10 April 2012 By Jeff Glekin

India’s offshore tax grab is bad news for Mauritius. Some investors on the island have responded to the country’s crackdown on tax avoidance by shifting their operations to Singapore. Yet while the city state is a better established financial centre, the very act of hopping islands may attract the interest of the authorities.

Mauritius owes its tax status to historic ties with India, which resulted in a treaty signed in 1983. It’s certainly been successful – over 40 percent of portfolio investment and more than 42 percent of foreign direct investment into India emanate from the tropical paradise. But the long, tax-free holiday may be coming to end.

New Delhi’s overhaul of its tax regime goes wider than just trying to claw back tax on Vodafone’s purchase of Hutchison Whampoa’s mobile business, which was controlled by an offshore entity based in the Cayman Islands. The government has also proposed general anti-avoidance rules which will over-ride existing treaties.

The new regulations, which look likely to come into law this month, place the onus on investors to prove they are not operating a business model that is explicitly structured to avoid tax. Most investments channelled via Mauritius will struggle to clear this hurdle: often the only connection to the island is the address of the investor’s law firm.

Hence the rush to Singapore, which also has a treaty with India that applies a zero tax rate on short-term capital gains. Investment managers will have less difficulty arguing that they have a substantive business operation in the financial centre.

But the anti-avoidance rule could be a trump card. Any fund which shifts its location from Port Louis to Orchard Road will struggle to argue it did so for any reason other than avoiding tax.
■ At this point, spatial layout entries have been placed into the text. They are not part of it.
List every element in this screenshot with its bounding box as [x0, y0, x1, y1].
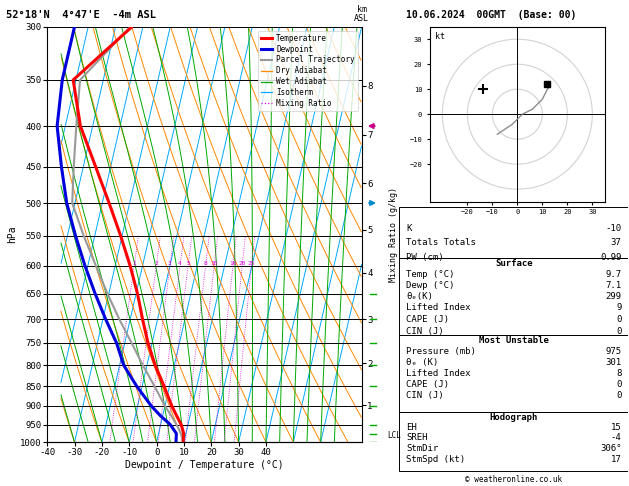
Text: 10: 10 [211, 261, 218, 266]
Text: 52°18'N  4°47'E  -4m ASL: 52°18'N 4°47'E -4m ASL [6, 10, 156, 20]
Y-axis label: hPa: hPa [8, 226, 18, 243]
Text: θₑ (K): θₑ (K) [406, 358, 438, 367]
Text: Mixing Ratio (g/kg): Mixing Ratio (g/kg) [389, 187, 398, 282]
Text: 4: 4 [178, 261, 182, 266]
Text: CIN (J): CIN (J) [406, 327, 444, 336]
Text: θₑ(K): θₑ(K) [406, 292, 433, 301]
Text: 5: 5 [186, 261, 190, 266]
Text: CAPE (J): CAPE (J) [406, 380, 449, 389]
Text: EH: EH [406, 423, 417, 432]
Text: Lifted Index: Lifted Index [406, 369, 470, 378]
Text: 9.7: 9.7 [605, 270, 621, 279]
Text: -10: -10 [605, 224, 621, 233]
Text: 16: 16 [229, 261, 237, 266]
Text: 20: 20 [238, 261, 246, 266]
Text: Dewp (°C): Dewp (°C) [406, 281, 455, 290]
Text: km
ASL: km ASL [354, 4, 369, 22]
Text: -4: -4 [611, 434, 621, 442]
Text: © weatheronline.co.uk: © weatheronline.co.uk [465, 475, 562, 484]
Text: SREH: SREH [406, 434, 428, 442]
Text: 299: 299 [605, 292, 621, 301]
Text: 0: 0 [616, 327, 621, 336]
Text: 975: 975 [605, 347, 621, 356]
Text: 10.06.2024  00GMT  (Base: 00): 10.06.2024 00GMT (Base: 00) [406, 10, 576, 20]
Text: Most Unstable: Most Unstable [479, 336, 549, 346]
Text: 25: 25 [248, 261, 255, 266]
Text: 0: 0 [616, 315, 621, 324]
Text: 7.1: 7.1 [605, 281, 621, 290]
Text: Hodograph: Hodograph [490, 413, 538, 421]
Text: 15: 15 [611, 423, 621, 432]
Text: 17: 17 [611, 455, 621, 464]
Legend: Temperature, Dewpoint, Parcel Trajectory, Dry Adiabat, Wet Adiabat, Isotherm, Mi: Temperature, Dewpoint, Parcel Trajectory… [258, 31, 358, 111]
Text: Temp (°C): Temp (°C) [406, 270, 455, 279]
Text: Surface: Surface [495, 260, 533, 268]
Text: 306°: 306° [600, 444, 621, 453]
Text: 9: 9 [616, 303, 621, 312]
Text: 8: 8 [616, 369, 621, 378]
Text: 8: 8 [204, 261, 208, 266]
Text: 0: 0 [616, 380, 621, 389]
Text: Lifted Index: Lifted Index [406, 303, 470, 312]
Text: K: K [406, 224, 411, 233]
Text: Totals Totals: Totals Totals [406, 238, 476, 247]
X-axis label: Dewpoint / Temperature (°C): Dewpoint / Temperature (°C) [125, 460, 284, 469]
Text: 301: 301 [605, 358, 621, 367]
Text: StmSpd (kt): StmSpd (kt) [406, 455, 465, 464]
Text: 2: 2 [154, 261, 158, 266]
Text: CIN (J): CIN (J) [406, 391, 444, 400]
Text: LCL: LCL [387, 432, 401, 440]
Text: 0.99: 0.99 [600, 253, 621, 262]
Text: CAPE (J): CAPE (J) [406, 315, 449, 324]
Text: PW (cm): PW (cm) [406, 253, 444, 262]
Text: 1: 1 [132, 261, 136, 266]
Text: kt: kt [435, 32, 445, 41]
Text: Pressure (mb): Pressure (mb) [406, 347, 476, 356]
Text: 0: 0 [616, 391, 621, 400]
Text: 3: 3 [168, 261, 172, 266]
Text: StmDir: StmDir [406, 444, 438, 453]
Text: 37: 37 [611, 238, 621, 247]
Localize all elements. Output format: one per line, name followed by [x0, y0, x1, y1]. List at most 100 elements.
Besides, if India’s objective is to close loopholes and increase revenue, then it’s not at all clear why it would crack down on Mauritius while leaving Singapore untouched.

The ambiguity means that funds will have to pass on the risk to their customers – or even pull out altogether. Though the Indian government is making moves to reassure investors, its track record is shot through. Even a favourable Supreme Court ruling wasn’t enough to protect Vodafone. If investors respond by simply turning to safer markets, then Mauritius, Singapore – and India – could all lose out.